Abstract

The Arcades Project is the centerpiece of what Benjamin called his “Parisian production cycle,” an archeology of the emergence of high capitalist modernity that engaged him from the late 1920s until his death. Begun as an essay that was to offer a historical ground for One-Way Street 's phenomenology of modern life (1928), the Arcades Project had expanded to thirty-six copious folders (known as “Convolutes”) of notes and reflections by the time Benjamin was forced by the Nazi Occupation to flee Paris and the Bibliotheque Nationale where he had spent twelve years sifting through “the rags, the refuse” that he deemed his preferred materials of historiographical construction ( Arcades , 460; n1a, 8). Benjamin was never to transform his notes into a finished work, taking his own life in September 1940, after having been denied an exit visa to Spain. On his final failed journey across the Pyrenees Mountains, he was reported to have been carrying a large black briefcase filled with a manuscript, which was never recovered.
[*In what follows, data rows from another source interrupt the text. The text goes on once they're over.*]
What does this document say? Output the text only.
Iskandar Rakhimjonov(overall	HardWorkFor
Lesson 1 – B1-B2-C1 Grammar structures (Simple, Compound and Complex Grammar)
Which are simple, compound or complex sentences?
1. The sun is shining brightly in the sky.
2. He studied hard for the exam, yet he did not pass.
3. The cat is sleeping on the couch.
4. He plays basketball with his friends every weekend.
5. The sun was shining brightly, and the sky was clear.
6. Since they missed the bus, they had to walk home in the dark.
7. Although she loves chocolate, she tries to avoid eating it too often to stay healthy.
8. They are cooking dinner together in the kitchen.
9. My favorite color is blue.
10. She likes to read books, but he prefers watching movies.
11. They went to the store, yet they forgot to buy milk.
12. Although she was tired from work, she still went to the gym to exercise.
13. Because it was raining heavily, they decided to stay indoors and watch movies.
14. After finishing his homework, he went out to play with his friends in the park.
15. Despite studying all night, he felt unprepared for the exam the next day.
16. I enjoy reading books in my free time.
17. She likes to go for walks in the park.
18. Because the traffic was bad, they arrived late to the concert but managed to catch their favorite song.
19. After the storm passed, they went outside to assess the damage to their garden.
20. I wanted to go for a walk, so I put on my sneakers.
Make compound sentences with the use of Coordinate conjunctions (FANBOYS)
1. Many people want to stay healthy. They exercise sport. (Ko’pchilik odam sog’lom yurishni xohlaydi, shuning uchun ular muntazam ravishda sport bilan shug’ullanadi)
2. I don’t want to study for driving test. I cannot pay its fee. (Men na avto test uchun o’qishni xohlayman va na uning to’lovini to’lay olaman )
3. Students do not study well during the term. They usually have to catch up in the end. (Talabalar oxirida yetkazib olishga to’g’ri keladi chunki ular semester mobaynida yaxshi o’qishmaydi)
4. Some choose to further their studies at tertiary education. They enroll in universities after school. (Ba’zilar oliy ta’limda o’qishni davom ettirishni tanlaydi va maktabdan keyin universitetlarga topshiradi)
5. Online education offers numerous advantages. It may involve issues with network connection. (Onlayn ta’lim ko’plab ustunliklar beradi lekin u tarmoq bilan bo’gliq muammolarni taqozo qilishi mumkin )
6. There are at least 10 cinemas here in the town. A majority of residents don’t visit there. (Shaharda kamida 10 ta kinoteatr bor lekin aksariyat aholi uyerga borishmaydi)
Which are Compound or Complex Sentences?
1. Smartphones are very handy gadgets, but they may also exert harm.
Glittering like one of the allegorical emblems dear to its owner, this briefcase gives concrete form to the simultaneous atmosphere of loss and possibility that enshrouds Benjamin's Arcades Project , whose notes and citations raise questions central to the entire materialist project, that, however, dissipate into pregnant and repetitive brooding, dense though evocative aphorisms, the dust of the nineteenth century.